Nos Phèdres, Phèdre de Sénèque et Hippolyte de Robert Garnier, travail dirigé par Nada Strancar, collaboration artistique d’Anne Sée
On fait d’abord les présentations : Sénèque, ( Ier siècle avant J.C.) conseiller de Caligula puis de Néron avant d’être écarté de ses fonctions et obligé de se suicider a été aussi philosophe stoïcien. Auteur de De la colère, De la vie heureuse ou De la brièveté de la vie, Lettres à Lucilius, il a aussi écrit neuf tragédies dont les Troyennes, Médée, Œdipe et Phèdre qui seront à la base de nombreuses pièces de notre XVIIème siècle. Racine lui, cite juste le nom de Sénèque et reconnait surtout comme inspiration de sa Phèdre, celle d’Euripide (428 avant J.C.) dont l’Iphigénie à Aulis lui procura aussi la trame de son Iphigénie. Quant à Robert Garnier (1545-1590), il fit revivre la tragédie antique en France avec cet Hippolyte mais aussi avec une Antigone, inspirée de la tragédie de Sophocle. Sandy Ouvrier avait déjà il y a huit ans fait travailler ses élèves (voir Le Théâtre du Blog) plusieurs scènes d’Hercule, Phèdre et Médée de Sénèque. Sénèque reste vingt siècles plus tard, un excellent dialoguiste avec des répliques étonnantes: «Il y a des criminels impunis, il n’y a pas de criminels paisibles.» Je suis une main qui rame sur une barque trop lourde.» Je suis trop vieille pour me faire complice d’un suicide» ou « Le pouvoir fait rêver l’impossible ». Cela dit que fait-on de ce texte sur un plateau avec dix-sept apprentis-comédiens. Nada Stancar a essayé dans ces scènes de donner du gain à moudre à tout le monde. Ce qui, dans ce cas, est presque toujours mission impossible, à moins d’y passer la nuit. Mais pourquoi voit-on aussi peu certains qui semblent presque oubliés dans la distribution?

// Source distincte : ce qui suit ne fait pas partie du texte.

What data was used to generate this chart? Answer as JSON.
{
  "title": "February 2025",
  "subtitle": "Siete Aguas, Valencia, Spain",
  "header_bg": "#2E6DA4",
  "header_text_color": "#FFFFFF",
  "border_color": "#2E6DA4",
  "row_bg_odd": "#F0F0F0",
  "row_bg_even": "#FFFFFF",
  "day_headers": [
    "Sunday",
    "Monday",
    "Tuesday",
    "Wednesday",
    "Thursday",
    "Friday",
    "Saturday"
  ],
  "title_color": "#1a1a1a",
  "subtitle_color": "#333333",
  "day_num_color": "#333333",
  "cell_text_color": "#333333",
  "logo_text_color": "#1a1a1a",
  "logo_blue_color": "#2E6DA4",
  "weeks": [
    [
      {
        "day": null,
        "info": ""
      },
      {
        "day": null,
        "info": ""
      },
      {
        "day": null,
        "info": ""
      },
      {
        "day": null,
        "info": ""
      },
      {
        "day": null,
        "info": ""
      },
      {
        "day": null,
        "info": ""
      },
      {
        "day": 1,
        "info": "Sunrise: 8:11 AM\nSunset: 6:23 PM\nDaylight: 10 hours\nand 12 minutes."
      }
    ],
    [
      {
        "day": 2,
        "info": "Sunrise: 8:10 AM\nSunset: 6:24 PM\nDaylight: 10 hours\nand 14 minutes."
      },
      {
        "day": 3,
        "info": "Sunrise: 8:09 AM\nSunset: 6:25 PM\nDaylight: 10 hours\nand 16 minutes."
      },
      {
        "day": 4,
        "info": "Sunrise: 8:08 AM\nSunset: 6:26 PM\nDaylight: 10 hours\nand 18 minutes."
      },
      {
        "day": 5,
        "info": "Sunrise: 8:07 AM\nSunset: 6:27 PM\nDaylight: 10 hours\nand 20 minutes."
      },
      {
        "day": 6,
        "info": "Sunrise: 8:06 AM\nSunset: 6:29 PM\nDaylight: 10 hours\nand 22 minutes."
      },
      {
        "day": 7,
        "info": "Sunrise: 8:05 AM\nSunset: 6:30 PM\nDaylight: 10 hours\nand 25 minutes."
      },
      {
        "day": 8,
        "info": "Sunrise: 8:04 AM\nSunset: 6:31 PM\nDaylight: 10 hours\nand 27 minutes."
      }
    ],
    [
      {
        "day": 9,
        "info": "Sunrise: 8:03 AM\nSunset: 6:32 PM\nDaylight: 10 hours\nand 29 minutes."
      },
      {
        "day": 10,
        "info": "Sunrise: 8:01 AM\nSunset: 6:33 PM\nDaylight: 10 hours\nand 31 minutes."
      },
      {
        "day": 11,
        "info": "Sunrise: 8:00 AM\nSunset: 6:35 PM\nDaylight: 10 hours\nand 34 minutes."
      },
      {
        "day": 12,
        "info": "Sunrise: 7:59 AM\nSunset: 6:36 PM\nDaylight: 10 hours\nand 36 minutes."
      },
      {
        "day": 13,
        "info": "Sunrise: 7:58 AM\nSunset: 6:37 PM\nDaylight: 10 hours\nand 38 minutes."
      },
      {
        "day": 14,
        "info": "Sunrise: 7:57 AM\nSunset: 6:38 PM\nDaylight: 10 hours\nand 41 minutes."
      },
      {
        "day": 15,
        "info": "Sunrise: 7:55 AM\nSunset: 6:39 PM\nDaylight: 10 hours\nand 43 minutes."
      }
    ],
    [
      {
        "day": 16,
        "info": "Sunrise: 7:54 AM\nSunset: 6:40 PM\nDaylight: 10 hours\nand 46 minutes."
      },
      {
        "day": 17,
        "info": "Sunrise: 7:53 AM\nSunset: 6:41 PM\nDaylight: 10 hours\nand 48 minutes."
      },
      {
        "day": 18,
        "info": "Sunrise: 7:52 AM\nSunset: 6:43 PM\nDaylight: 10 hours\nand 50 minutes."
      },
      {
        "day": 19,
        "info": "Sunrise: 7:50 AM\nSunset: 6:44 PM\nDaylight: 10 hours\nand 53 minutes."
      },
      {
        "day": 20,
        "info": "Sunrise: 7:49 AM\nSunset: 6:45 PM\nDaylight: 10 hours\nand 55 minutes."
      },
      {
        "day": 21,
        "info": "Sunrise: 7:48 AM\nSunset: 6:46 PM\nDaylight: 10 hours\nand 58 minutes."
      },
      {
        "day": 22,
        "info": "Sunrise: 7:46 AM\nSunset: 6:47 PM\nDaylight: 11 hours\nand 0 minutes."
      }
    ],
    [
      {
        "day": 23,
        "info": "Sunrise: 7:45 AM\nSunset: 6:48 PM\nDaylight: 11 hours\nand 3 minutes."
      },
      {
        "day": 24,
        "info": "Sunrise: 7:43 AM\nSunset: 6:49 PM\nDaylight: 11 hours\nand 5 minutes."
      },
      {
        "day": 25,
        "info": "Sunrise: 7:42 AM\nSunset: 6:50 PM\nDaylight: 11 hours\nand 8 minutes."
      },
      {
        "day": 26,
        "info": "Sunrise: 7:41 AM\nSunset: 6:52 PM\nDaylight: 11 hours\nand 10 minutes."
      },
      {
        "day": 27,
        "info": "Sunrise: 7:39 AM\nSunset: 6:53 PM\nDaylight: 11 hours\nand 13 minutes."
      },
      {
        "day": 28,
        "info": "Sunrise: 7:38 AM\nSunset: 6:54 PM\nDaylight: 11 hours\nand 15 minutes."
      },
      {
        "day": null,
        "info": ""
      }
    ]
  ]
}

On oubliera la mise en scène (non revendiquée et cela vaut mieux!) qui fait la part belle aux stéréotypes du genre :portants en fond de scène, inversion des sexes des personnages, jeu face public en groupe statique, lumières rasantes, etc. Pourtant l’entrée par les deux lourdes portes en chêne de cette bande de jeunes gens, tous en robes et pantalons noirs (beaux costumes de Marie-Pierre Monnier, impressionnante de beauté laissait augurer le meilleur. Les élèves font tous leur travail-bonne diction et gestuelle impeccable (chose relativement récente dans cette vieille maison!) soigneusement encadrés par Nada Strancar. Et sans les béquilles de service du genre retransmission en gros plans vidéo, et micros HF (ils auraient même tendance à criailler sans raison). Nous nous refuserons au petit jeu illusoire des pronostics, mais deux jeunes acteurs ont ici une belle présence: Camille Constantin en Nourrice qui signe aussi une composition musicale qu’elle joue au violon, et Douglas Grauwels qui campe un Thésée d’une incontestable vérité. Comme le montre cet atelier, ces jeunes gens sont déjà des professionnels aguerris qui savent prendre possession d’un plateau que ce soit un monologue, une scène à plusieurs ou un chœur. Mais pourrait-on demander à Nada Strancar de leur interdire de faire cette espèce de salut grotesque, du genre fasciste, très à la mode depuis quelques années, pour remercier leur professeur et les régisseurs!
Philippe du Vignal
Travaux présentés salle Louis Jouvet et au Théâtre du C.N.S.A.D. , 2 rue du Conservatoire Paris IXème, les 15, 16 et 17 juin.